A long time back, I built a Retrieval Augmented Generation (RAG) app that contained all publicly available data on Warren Buffett and Charlie Munger. I could ask it questions and it would reply in a way that would make it happen in their shareholder meetings. I thought I should test CloudFlare's AutoRAG product using that dataset and see what results it gets.
Some raw notes from my testing:
- It provides only two options for embedding models: baai/bge-large-en-v1.5 and baai/bge-m3; the former specialises in English text while the latter is multi-lingual; also, it only provides cosine distance matches even when the vectorize AI product from Cloudflare offers more options.
- It provides the ability to choose two tweaks in chunking, namely chunk size and chunk overlap, with sane defaults.
- It allows you to choose their AI gateway product, which can help you route the LLM calls to top providers like Gemini, Openai, Anthropic, Mistral, etc. Their AI gateway product provides a comprehensive suite for routing LLM calls and good observability options. Even though the AI gateway product allows routing calls to many different LLMs, the calls are routed to only LLama models.
- Their default LLM pick is LLama 3.3 70B; Gemma 27B would be a better default.
- Gives the option to do query rewriting
- Two options in Retrieval configuration: number of return results and match threshold
- 4 options for similarity search (remains unknown how it's implemented):
- Exact - near-identical matches
- Strong - high semantic similarity
- Broad - Moderate matches, more hits
- Loose - Low similarity, max reuse
- I love the fact that it adds references to the data source used to generate an answer.
- I can add more data files to the Cloudflare R2 bucket, which will automatically index and use them in retrieval.
- I can understand what's going on through the AI gateway, where I can see the prompts and the context in the Logs tab.
- It populates the context window with
<document name="..."></document
and uses that as a reference to point to which document has been used. - The query rewriting is slow - 1.7s
- Some caveats:
- R2 bucket needs data before you create the AutoRAG app; otherwise, it doesn't work
- Inability to do prompt optimisation
- It has a few bugs, but those may be fixed; it's currently in beta after all
Some vibe-check questions I asked:
- Why did you invest in Solomon Brothers? What made you like the company before it got involved in the scandal? What did you learn from it?
- What should a young, enterprising investor do to get started in investing? Where should they look? What would you do if you had a million dollars to invest today?
- What is float in investing? Why has it been crucial for Berkshire's success?
Answers were good, but retrieval isn't. Lots of improvement can and should be made for retrieval. But then maybe I feel some retrieval techniques are domain and dataset dependent, so maybe it's not possible for a generalised product like this?
Where would I use this?
- Let's say I want to achieve a goal that I haven't been able to do purely by prompting, and I have a suspicion that giving a dataset can be of help, then I would use this as a simple way to test whether RAG is going to be beneficial or not.
- To test whether an idea resonates with people without investing a lot of time and energy
What I would like to see before considering this beyond prototyping:
- A way to evaluate how well the retrieval was, i.e. whether the correct context was placed to answer the question
- More abilities like BM25 in retrieval
- Ability to have re-rankers, although seeing how promising frontier AI models are getting, especially GPT-4.1 in the needle in the haystack retrieval, I don't think re-rankers will be necessary in the future. My hot take is that by 2026, the market for re-rankers will completely collapse. They increase overall latency and cost of the system while providing increasingly less value.
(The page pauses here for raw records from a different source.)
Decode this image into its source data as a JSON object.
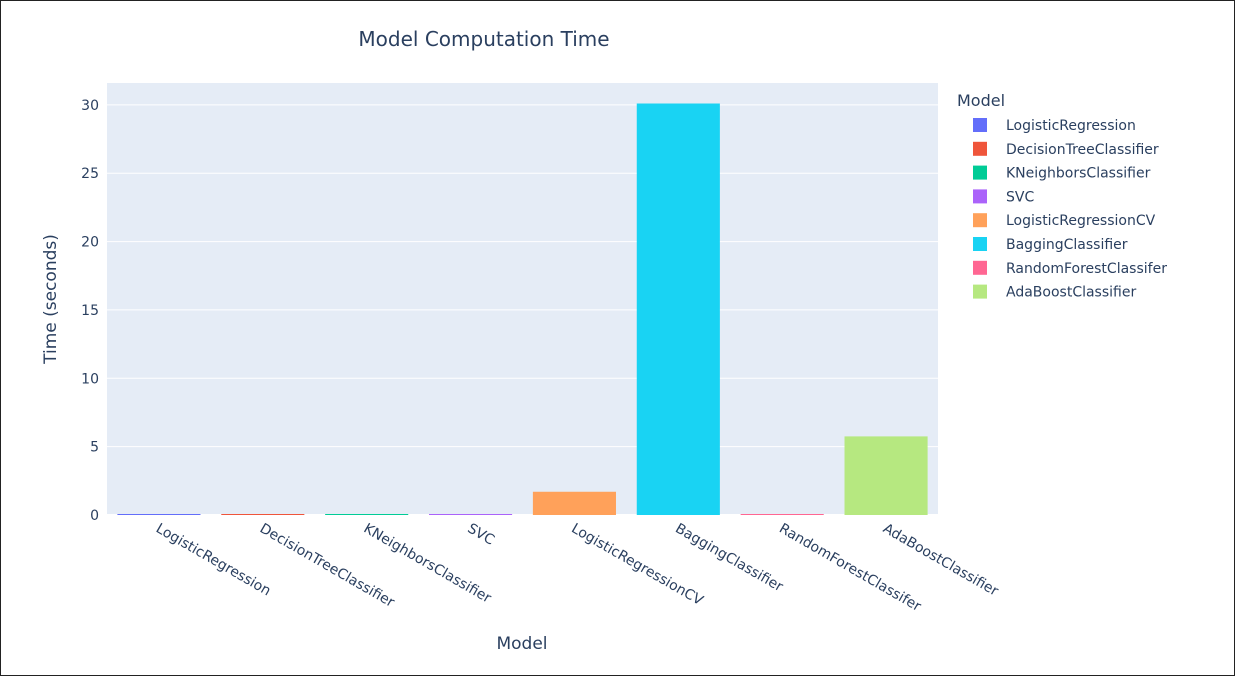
{
  "chart_data": {
    "type": "bar",
    "title": "Model Computation Time",
    "xlabel": "Model",
    "ylabel": "Time (seconds)",
    "ylim": [
      0,
      31.6
    ],
    "yticks": [
      0,
      5,
      10,
      15,
      20,
      25,
      30
    ],
    "categories": [
      "LogisticRegression",
      "DecisionTreeClassifier",
      "KNeighborsClassifier",
      "SVC",
      "LogisticRegressionCV",
      "BaggingClassifier",
      "RandomForestClassifer",
      "AdaBoostClassifier"
    ],
    "values": [
      0.05,
      0.03,
      0.02,
      0.02,
      1.7,
      30.1,
      0.05,
      5.75
    ],
    "colors": [
      "#636efa",
      "#EF553B",
      "#00cc96",
      "#ab63fa",
      "#FFA15A",
      "#19d3f3",
      "#FF6692",
      "#B6E880"
    ],
    "grid": true,
    "legend": {
      "title": "Model",
      "placement": "right",
      "items": [
        "LogisticRegression",
        "DecisionTreeClassifier",
        "KNeighborsClassifier",
        "SVC",
        "LogisticRegressionCV",
        "BaggingClassifier",
        "RandomForestClassifer",
        "AdaBoostClassifier"
      ]
    }
  },
  "style": {
    "plot_bg": "#e5ecf6",
    "grid_color": "#ffffff",
    "text_color": "#2a3f5f"
  }
}
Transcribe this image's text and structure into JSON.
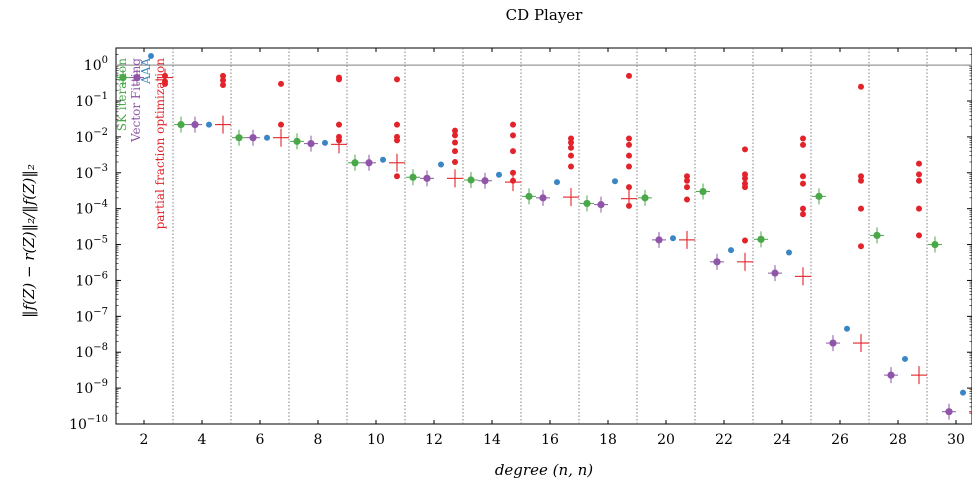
{
  "chart_data": {
    "type": "scatter",
    "title": "CD Player",
    "xlabel": "degree (n, n)",
    "ylabel": "‖f(Z) − r(Z)‖₂/‖f(Z)‖₂",
    "x_ticks": [
      2,
      4,
      6,
      8,
      10,
      12,
      14,
      16,
      18,
      20,
      22,
      24,
      26,
      28,
      30
    ],
    "y_scale": "log",
    "y_ticks": [
      {
        "value": 1e-10,
        "label_base": "10",
        "label_exp": "−10"
      },
      {
        "value": 1e-09,
        "label_base": "10",
        "label_exp": "−9"
      },
      {
        "value": 1e-08,
        "label_base": "10",
        "label_exp": "−8"
      },
      {
        "value": 1e-07,
        "label_base": "10",
        "label_exp": "−7"
      },
      {
        "value": 1e-06,
        "label_base": "10",
        "label_exp": "−6"
      },
      {
        "value": 1e-05,
        "label_base": "10",
        "label_exp": "−5"
      },
      {
        "value": 0.0001,
        "label_base": "10",
        "label_exp": "−4"
      },
      {
        "value": 0.001,
        "label_base": "10",
        "label_exp": "−3"
      },
      {
        "value": 0.01,
        "label_base": "10",
        "label_exp": "−2"
      },
      {
        "value": 0.1,
        "label_base": "10",
        "label_exp": "−1"
      },
      {
        "value": 1,
        "label_base": "10",
        "label_exp": "0"
      }
    ],
    "ylim": [
      1e-10,
      3
    ],
    "reference_line": 1,
    "series": [
      {
        "name": "SK iteration",
        "color": "#4aa84a",
        "marker": "dot-cross",
        "points": [
          [
            2,
            0.45
          ],
          [
            4,
            0.022
          ],
          [
            6,
            0.0095
          ],
          [
            8,
            0.0075
          ],
          [
            10,
            0.0019
          ],
          [
            12,
            0.00075
          ],
          [
            14,
            0.00063
          ],
          [
            16,
            0.00022
          ],
          [
            18,
            0.00014
          ],
          [
            20,
            0.0002
          ],
          [
            22,
            0.0003
          ],
          [
            24,
            1.4e-05
          ],
          [
            26,
            0.00022
          ],
          [
            28,
            1.8e-05
          ],
          [
            30,
            1e-05
          ]
        ]
      },
      {
        "name": "Vector Fitting",
        "color": "#8e55a8",
        "marker": "dot-cross",
        "points": [
          [
            2,
            0.45
          ],
          [
            4,
            0.022
          ],
          [
            6,
            0.0095
          ],
          [
            8,
            0.0065
          ],
          [
            10,
            0.0019
          ],
          [
            12,
            0.0007
          ],
          [
            14,
            0.0006
          ],
          [
            16,
            0.0002
          ],
          [
            18,
            0.00013
          ],
          [
            20,
            1.35e-05
          ],
          [
            22,
            3.3e-06
          ],
          [
            24,
            1.6e-06
          ],
          [
            26,
            1.8e-08
          ],
          [
            28,
            2.3e-09
          ],
          [
            30,
            2.2e-10
          ]
        ]
      },
      {
        "name": "AAA",
        "color": "#3a86c4",
        "marker": "dot",
        "points": [
          [
            2,
            1.8
          ],
          [
            4,
            0.022
          ],
          [
            6,
            0.0095
          ],
          [
            8,
            0.0068
          ],
          [
            10,
            0.0023
          ],
          [
            12,
            0.0017
          ],
          [
            14,
            0.00088
          ],
          [
            16,
            0.00055
          ],
          [
            18,
            0.00058
          ],
          [
            20,
            1.5e-05
          ],
          [
            22,
            7e-06
          ],
          [
            24,
            6e-06
          ],
          [
            26,
            4.5e-08
          ],
          [
            28,
            6.5e-09
          ],
          [
            30,
            7.5e-10
          ]
        ]
      },
      {
        "name": "partial fraction optimization",
        "color": "#e3232a",
        "marker": "plus-with-dots",
        "points": [
          [
            2,
            0.45
          ],
          [
            4,
            0.022
          ],
          [
            6,
            0.0095
          ],
          [
            8,
            0.0062
          ],
          [
            10,
            0.0019
          ],
          [
            12,
            0.0007
          ],
          [
            14,
            0.00055
          ],
          [
            16,
            0.00021
          ],
          [
            18,
            0.00019
          ],
          [
            20,
            1.35e-05
          ],
          [
            22,
            3.3e-06
          ],
          [
            24,
            1.3e-06
          ],
          [
            26,
            1.8e-08
          ],
          [
            28,
            2.3e-09
          ],
          [
            30,
            2.2e-10
          ]
        ],
        "extra_points": [
          [
            2,
            0.5
          ],
          [
            2,
            0.35
          ],
          [
            2,
            0.3
          ],
          [
            4,
            0.5
          ],
          [
            4,
            0.38
          ],
          [
            4,
            0.28
          ],
          [
            6,
            0.3
          ],
          [
            6,
            0.022
          ],
          [
            8,
            0.45
          ],
          [
            8,
            0.4
          ],
          [
            8,
            0.022
          ],
          [
            8,
            0.01
          ],
          [
            8,
            0.008
          ],
          [
            10,
            0.4
          ],
          [
            10,
            0.022
          ],
          [
            10,
            0.01
          ],
          [
            10,
            0.008
          ],
          [
            10,
            0.0008
          ],
          [
            12,
            0.015
          ],
          [
            12,
            0.011
          ],
          [
            12,
            0.007
          ],
          [
            12,
            0.004
          ],
          [
            12,
            0.002
          ],
          [
            14,
            0.022
          ],
          [
            14,
            0.011
          ],
          [
            14,
            0.004
          ],
          [
            14,
            0.001
          ],
          [
            14,
            0.0006
          ],
          [
            16,
            0.009
          ],
          [
            16,
            0.007
          ],
          [
            16,
            0.005
          ],
          [
            16,
            0.003
          ],
          [
            16,
            0.0015
          ],
          [
            18,
            0.5
          ],
          [
            18,
            0.009
          ],
          [
            18,
            0.006
          ],
          [
            18,
            0.003
          ],
          [
            18,
            0.0015
          ],
          [
            18,
            0.0004
          ],
          [
            18,
            0.00012
          ],
          [
            20,
            0.0008
          ],
          [
            20,
            0.0006
          ],
          [
            20,
            0.0004
          ],
          [
            20,
            0.00018
          ],
          [
            22,
            0.0045
          ],
          [
            22,
            0.0009
          ],
          [
            22,
            0.0007
          ],
          [
            22,
            0.0005
          ],
          [
            22,
            0.0004
          ],
          [
            22,
            1.3e-05
          ],
          [
            24,
            0.009
          ],
          [
            24,
            0.006
          ],
          [
            24,
            0.0008
          ],
          [
            24,
            0.0005
          ],
          [
            24,
            0.0001
          ],
          [
            24,
            7e-05
          ],
          [
            26,
            0.25
          ],
          [
            26,
            0.0008
          ],
          [
            26,
            0.0006
          ],
          [
            26,
            0.0001
          ],
          [
            26,
            9e-06
          ],
          [
            28,
            0.0018
          ],
          [
            28,
            0.0009
          ],
          [
            28,
            0.0006
          ],
          [
            28,
            0.0001
          ],
          [
            28,
            1.8e-05
          ],
          [
            30,
            0.008
          ],
          [
            30,
            0.0008
          ],
          [
            30,
            0.0005
          ],
          [
            30,
            0.0001
          ],
          [
            30,
            1.4e-05
          ]
        ]
      }
    ]
  }
}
- Custom rules in retrieval, e.g. if I can label some piece of data source as either coming from
news
or fromdisclosures
then I want the context window not to be filled with onlynews
or onlydisclosures
i.e. limit the number of instances from a data type to get more diversity even if the cosine similarity is slightly lower.
Overall, I think this product fits well with their current serverless direction. They have been building products that pick sane defaults, abstract away messy details, and allow their customers to ship ridiculously fast, as long as they relinquish control.
Their AI gateway products look a lot more promising, and so does their vectorise product. Not sure if I want to review them right now.
A side note:
Six months back, I designed some 15 prompts, of which Chatgpt failed 7, whereas the RAG I built only failed on 2. I reran those same prompts, and Chatgpt failed only 2. Incredible process in these 6 months. I suspect niche RAG will become less and less valuable. This is especially true if the dataset was smallish and easily publicly available. Proprietary datasets that aren't publicly available will still benefit from RAG. I would say RAG is selectively facing extinction.